Keith Crisco: Last of a breed

by | May 13, 2014 | Editor's Blog, NC Politics | 3 comments

Keith Crisco was the last of a breed. He was a businessman who made his money the old fashioned way–by making stuff and selling it. He stayed in textiles when most the plants had long been shuttered and moved overseas. And he was a Democrat.

He believed that government could be a force for good and that the Democratic Party was the vehicle to deliver those benefits. When most of his colleagues switched to the Republican Party in the 1980s and ‘90s, Keith remained a Democrat. He served on the school board and town council in Asheboro, a town that’s been red since the Civil War and which produced our state’s first Republican speaker of the the house since Reconstruction. 

I did not know Keith Crisco well. In 2008, we collaborated on an op-ed on behalf of Mary Fant Donnan, who was running for Labor Commissioner and who was my client. Throughout this latest campaign, he called me periodically to talk about the race. He never had a bad word to say about his opponent, but he had a firm belief that he was the candidate to take on Renee Ellmers. 

Crisco believed that the very attributes that made him an outlier in the modern Democratic Party, made him competitive in the Second Congressional District. He was a job creator in a district that needed jobs. While he believed government could be a force for good, he also believed that it needed to be restrained. And while the Democratic Party is getting younger and browner, the voters in 2014 would likely still be older and whiter. And finally, he believed that he could steal votes in Randolph County that no other Democrat could get.

Thirty years ago, the North Carolina Democratic Party was filled with men like Keith Crisco. They came out of the service and got their educations through the GI Bill. They went back to small towns, built careers and got involved in their communities and politics. They drove to Charlotte or Raleigh or Greensboro or Greenville for certain things, but they lived their lives in close proximity to their neighbors of all races and backgrounds. 

Those days are gone. Today, the small towns are shrinking and rising Democratic leaders are more likely to come from Charlotte, the Triangle or Asheville. As our young people leave small towns for more urban areas, our society has become more stratified and self-segregated by class as much as by race. 

Keith Crisco came from an era when workers and executives sat side by side in greasy diners and church pews. Having grown up in one of those small towns and having left myself, I’ve long mourned the loss of that lifestyle and searched for a close approximation within the Triangle.

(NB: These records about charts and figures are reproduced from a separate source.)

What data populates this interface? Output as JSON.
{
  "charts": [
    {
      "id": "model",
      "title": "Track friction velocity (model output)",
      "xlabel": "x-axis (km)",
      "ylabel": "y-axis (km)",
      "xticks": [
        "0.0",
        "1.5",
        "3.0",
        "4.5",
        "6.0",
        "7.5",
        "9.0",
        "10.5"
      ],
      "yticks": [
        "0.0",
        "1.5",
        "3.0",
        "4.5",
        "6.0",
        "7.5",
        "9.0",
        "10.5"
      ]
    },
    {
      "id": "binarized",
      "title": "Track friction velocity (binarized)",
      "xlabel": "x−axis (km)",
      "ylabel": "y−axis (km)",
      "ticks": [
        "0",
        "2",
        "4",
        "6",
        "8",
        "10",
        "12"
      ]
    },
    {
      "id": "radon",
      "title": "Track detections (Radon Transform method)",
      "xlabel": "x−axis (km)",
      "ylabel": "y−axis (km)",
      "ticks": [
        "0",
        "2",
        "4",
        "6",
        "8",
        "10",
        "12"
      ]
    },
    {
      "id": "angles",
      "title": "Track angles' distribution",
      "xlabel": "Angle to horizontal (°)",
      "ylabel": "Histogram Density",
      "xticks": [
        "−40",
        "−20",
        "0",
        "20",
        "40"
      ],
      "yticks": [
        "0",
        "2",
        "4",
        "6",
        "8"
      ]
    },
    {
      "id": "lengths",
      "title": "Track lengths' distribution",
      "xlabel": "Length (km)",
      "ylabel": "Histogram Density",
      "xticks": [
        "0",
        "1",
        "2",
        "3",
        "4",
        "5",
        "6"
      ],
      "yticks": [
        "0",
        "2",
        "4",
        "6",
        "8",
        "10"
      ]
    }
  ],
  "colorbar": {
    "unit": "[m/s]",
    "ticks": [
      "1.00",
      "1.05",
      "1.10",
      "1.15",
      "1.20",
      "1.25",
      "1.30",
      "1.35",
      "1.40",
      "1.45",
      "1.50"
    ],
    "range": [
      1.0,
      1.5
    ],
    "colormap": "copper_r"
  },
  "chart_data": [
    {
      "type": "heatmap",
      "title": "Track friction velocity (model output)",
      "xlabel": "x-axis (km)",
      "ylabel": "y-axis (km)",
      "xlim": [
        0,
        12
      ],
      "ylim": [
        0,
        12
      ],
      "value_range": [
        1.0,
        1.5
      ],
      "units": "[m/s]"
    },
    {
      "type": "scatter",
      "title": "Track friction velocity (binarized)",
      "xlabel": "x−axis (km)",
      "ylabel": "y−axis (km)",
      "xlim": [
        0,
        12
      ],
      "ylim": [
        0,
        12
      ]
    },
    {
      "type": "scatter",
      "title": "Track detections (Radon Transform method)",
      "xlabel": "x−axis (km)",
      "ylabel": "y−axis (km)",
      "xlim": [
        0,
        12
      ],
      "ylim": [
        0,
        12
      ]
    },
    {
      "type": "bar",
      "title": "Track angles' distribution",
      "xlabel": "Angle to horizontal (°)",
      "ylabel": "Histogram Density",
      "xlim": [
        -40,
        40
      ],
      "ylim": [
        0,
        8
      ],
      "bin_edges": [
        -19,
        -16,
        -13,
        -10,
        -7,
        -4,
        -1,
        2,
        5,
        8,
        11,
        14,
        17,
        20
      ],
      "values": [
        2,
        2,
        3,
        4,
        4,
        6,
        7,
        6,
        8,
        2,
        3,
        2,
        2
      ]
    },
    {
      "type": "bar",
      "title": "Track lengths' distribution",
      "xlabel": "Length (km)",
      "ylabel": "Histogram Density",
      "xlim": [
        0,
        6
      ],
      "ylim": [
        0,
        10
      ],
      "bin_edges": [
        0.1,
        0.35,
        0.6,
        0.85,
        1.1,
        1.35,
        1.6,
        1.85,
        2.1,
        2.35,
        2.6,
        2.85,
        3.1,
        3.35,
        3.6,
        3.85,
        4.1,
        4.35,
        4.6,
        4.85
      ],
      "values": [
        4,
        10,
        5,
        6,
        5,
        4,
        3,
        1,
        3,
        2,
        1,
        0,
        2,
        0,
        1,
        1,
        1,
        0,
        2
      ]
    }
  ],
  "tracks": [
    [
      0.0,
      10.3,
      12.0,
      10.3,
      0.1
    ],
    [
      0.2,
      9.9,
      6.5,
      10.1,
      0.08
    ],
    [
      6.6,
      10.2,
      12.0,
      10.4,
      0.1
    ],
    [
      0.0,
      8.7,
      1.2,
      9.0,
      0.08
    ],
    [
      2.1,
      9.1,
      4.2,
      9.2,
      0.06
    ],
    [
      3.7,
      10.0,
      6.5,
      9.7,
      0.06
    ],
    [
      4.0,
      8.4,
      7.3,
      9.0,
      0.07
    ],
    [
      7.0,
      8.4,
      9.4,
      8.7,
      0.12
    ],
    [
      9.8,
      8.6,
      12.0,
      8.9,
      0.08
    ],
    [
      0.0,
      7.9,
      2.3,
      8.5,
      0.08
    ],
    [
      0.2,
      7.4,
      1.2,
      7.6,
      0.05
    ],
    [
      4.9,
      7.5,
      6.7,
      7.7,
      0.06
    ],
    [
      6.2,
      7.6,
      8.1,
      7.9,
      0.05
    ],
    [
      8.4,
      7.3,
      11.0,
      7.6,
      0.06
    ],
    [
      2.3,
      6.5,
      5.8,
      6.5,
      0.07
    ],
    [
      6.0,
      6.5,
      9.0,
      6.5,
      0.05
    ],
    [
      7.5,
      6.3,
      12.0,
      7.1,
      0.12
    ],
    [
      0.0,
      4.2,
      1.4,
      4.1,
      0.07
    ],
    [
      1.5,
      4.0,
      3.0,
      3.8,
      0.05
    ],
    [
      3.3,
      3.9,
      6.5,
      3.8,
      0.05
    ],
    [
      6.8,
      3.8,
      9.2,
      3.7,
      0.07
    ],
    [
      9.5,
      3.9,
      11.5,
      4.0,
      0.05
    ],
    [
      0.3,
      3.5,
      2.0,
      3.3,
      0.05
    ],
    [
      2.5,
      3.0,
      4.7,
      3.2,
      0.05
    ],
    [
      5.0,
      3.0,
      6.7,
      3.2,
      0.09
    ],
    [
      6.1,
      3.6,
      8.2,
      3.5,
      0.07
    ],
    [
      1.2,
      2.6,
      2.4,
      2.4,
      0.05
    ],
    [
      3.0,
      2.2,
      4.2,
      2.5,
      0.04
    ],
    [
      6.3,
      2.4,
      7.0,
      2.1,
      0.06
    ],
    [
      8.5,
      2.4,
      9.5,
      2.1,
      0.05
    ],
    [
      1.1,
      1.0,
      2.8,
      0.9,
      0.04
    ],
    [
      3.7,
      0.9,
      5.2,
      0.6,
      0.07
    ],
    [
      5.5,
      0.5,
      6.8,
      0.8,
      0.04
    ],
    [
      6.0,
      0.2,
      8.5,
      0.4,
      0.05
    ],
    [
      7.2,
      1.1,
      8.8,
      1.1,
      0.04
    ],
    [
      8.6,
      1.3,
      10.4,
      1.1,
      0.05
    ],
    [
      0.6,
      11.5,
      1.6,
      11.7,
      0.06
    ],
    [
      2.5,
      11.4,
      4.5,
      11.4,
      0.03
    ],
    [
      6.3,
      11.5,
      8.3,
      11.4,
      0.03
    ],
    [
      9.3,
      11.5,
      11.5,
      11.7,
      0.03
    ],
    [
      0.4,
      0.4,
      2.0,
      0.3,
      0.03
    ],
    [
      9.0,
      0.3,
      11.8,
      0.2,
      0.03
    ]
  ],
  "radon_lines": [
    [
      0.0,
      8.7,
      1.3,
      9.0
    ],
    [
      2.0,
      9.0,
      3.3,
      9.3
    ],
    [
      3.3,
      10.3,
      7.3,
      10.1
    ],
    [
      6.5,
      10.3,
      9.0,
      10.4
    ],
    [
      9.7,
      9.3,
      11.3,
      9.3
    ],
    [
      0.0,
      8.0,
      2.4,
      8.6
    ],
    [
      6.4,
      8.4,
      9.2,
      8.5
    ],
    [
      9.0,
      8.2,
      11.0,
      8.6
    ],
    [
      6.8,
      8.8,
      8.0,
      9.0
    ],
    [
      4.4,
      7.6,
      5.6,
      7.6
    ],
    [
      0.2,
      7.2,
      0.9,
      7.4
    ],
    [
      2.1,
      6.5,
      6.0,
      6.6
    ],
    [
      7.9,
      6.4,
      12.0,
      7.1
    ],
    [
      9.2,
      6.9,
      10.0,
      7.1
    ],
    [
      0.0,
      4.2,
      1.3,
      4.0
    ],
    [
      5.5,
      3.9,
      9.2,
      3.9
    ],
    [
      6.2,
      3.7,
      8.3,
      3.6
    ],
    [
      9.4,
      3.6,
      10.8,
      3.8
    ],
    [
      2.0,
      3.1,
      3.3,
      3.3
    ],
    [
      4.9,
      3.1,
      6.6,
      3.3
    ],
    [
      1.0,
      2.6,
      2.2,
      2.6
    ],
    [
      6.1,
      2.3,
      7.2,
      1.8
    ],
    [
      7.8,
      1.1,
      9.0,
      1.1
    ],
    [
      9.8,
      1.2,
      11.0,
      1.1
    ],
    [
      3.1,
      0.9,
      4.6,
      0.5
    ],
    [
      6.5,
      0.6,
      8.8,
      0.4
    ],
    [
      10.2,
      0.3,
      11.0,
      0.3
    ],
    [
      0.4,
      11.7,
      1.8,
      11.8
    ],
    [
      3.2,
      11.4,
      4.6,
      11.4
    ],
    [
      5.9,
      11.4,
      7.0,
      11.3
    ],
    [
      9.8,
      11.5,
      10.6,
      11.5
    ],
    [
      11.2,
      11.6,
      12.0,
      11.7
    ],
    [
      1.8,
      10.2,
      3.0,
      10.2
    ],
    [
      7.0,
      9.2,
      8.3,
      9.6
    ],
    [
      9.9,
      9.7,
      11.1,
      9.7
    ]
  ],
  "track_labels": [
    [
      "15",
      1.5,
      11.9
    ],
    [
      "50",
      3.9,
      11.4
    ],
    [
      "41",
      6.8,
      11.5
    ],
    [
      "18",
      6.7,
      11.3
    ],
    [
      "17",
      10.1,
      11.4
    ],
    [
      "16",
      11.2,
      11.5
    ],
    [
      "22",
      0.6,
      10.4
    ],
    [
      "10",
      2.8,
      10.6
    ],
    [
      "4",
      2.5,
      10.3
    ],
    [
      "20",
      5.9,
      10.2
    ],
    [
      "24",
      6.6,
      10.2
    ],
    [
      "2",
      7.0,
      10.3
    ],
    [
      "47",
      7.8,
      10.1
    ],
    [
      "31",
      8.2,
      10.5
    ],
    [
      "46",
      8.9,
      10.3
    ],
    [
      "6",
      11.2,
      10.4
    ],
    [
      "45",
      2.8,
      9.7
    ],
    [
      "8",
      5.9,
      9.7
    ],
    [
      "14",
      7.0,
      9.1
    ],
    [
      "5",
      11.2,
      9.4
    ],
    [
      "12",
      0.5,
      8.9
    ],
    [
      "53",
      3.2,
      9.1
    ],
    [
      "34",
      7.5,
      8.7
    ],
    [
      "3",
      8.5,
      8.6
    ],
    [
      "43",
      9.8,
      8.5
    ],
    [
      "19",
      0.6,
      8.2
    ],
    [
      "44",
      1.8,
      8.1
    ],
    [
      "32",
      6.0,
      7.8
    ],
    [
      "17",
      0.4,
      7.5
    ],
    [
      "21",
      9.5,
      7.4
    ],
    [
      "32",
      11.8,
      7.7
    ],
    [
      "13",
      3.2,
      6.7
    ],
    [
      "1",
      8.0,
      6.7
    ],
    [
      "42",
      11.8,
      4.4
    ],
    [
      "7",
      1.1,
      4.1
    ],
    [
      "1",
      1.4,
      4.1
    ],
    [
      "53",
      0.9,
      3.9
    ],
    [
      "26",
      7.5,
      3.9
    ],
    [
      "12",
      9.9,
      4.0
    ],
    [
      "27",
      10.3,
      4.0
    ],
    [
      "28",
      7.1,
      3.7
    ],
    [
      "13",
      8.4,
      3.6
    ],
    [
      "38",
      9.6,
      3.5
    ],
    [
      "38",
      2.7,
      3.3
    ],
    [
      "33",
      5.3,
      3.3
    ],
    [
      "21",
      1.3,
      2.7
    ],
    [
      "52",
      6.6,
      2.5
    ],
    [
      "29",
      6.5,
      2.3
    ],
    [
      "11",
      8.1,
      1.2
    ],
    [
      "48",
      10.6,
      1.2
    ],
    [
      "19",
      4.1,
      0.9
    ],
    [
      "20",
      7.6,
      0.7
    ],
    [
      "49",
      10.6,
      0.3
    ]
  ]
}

For me, losing Keith Crisco is a reminder that we’re losing a way of life that once defined North Carolina and the leaders of the Democratic Party.

3 Comments

  1. Scott Bland

    The problem with our party lies with the outside interferrence of super groups throwing money, buying political positions, to ensure the protection of the right’s interests. Until we stop allowing our state offices to go to the highest bidder, we’ll be fighting an uphill battle, business minded or not.

  2. Chris Telesca

    Andy:

    The folks who lead us in 2010 were business-minded folks. We had an activist before that from 2005-2009 – and he did a great job of keeping our majority, Even turning NC blue in 2008. When we let an Establishment guy back in there, he and his hire-lings blew a 112 year majority advantage. We tried to take it back under David Parker, but the consultants threw a hissy fit when they didn’t get their exclusive and expensive no-bid contracts.

    Voller had NOTHING to do with Dems (and their consultants) getting their butts kicked in 2010 and 2012. But he did have some solid ideas on how to raise money, and build the party. Too bad the consultants pitched an even hissier fit when Voller won. You do realize that Randy Voller is a business-minded person – he owns a small business.

    We activists know how to fix things. He tried to run Goodwin House like a business – and not a frat house were you get jobs based on connections and not your skills. It’s too bad some people can’t respect the results of an election and work with the folks who won to help build the Party back up again.

  3. Andy Dedmon

    You have hit the nail on the head Thomas. If you don’t follow the national Democratic party you are considered not pure enough. Well all I can say is the folks in charge of our party in NC are very pure but are out of power and couldn’t buy a clue with a solid gold visa card how to fix things. Until business minded folks are welcomed back this party will continue to be a laughing stock.